It is likely that CSV Datasets are not required for this task. The data size indicated will probably fit in memory, and a tf.data.Dataset may wrap the data in more complexity than valuable functionality. You can do it without datasets (as shown below) so long as ALL the data is integers.

If you persist with the CSV Dataset approach, understand that there are many ways CSVs are used, and different approaches to loading them (e.g. see here and here).

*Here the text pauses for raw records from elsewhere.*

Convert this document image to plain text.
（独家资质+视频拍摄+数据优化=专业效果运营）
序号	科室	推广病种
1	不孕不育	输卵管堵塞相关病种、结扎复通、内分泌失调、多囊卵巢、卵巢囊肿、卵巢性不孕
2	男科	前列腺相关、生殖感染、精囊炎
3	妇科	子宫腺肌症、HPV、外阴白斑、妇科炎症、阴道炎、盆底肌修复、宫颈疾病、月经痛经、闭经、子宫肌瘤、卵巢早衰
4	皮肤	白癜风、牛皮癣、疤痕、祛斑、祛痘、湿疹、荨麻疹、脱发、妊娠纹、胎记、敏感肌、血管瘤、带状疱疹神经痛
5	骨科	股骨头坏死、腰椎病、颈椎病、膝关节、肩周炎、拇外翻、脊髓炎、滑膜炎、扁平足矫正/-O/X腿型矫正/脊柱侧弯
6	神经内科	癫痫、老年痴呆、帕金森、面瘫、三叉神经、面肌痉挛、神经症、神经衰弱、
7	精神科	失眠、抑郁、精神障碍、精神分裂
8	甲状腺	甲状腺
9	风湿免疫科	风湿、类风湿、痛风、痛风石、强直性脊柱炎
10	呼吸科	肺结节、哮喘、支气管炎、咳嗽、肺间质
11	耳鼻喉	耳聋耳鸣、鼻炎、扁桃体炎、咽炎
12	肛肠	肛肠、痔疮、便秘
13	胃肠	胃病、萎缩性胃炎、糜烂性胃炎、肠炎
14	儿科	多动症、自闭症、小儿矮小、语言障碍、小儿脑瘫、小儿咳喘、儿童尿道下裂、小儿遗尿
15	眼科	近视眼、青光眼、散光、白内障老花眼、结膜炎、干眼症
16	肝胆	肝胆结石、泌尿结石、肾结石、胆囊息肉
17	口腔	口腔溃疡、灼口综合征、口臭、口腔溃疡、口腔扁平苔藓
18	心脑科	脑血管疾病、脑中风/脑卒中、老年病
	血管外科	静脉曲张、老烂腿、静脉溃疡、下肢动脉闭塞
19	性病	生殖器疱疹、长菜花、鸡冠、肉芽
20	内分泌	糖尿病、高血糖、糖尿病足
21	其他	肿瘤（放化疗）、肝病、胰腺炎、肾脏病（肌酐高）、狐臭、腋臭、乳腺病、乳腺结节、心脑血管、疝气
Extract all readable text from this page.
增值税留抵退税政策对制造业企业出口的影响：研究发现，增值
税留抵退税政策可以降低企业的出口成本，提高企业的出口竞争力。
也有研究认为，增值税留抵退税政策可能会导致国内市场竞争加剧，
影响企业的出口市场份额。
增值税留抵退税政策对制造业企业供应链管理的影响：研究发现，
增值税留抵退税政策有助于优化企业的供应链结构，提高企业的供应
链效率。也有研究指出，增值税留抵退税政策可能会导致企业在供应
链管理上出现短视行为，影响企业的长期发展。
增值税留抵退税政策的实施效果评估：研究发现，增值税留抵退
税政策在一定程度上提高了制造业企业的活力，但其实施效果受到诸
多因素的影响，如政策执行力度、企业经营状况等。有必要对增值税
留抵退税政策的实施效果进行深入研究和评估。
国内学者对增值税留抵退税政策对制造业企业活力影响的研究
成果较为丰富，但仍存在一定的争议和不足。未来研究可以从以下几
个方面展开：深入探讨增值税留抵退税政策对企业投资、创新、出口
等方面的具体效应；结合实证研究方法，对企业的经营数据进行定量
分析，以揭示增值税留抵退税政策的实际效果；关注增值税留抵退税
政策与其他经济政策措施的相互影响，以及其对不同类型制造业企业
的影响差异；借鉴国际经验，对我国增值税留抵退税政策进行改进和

Because CSVs can have a variety of column types (numerical, boolean, text, categorical, ...), the first step is usually to load the CSV data in a column-oriented format. This provides access to the columns via their labels - useful for pre-processing. However, you probably want to provide rows of data to your model, so translating from columns to rows may be one source of confusion. At some point you will probably need to convert your integer data to float, but this may occur as a side-effect of certain pre-processing.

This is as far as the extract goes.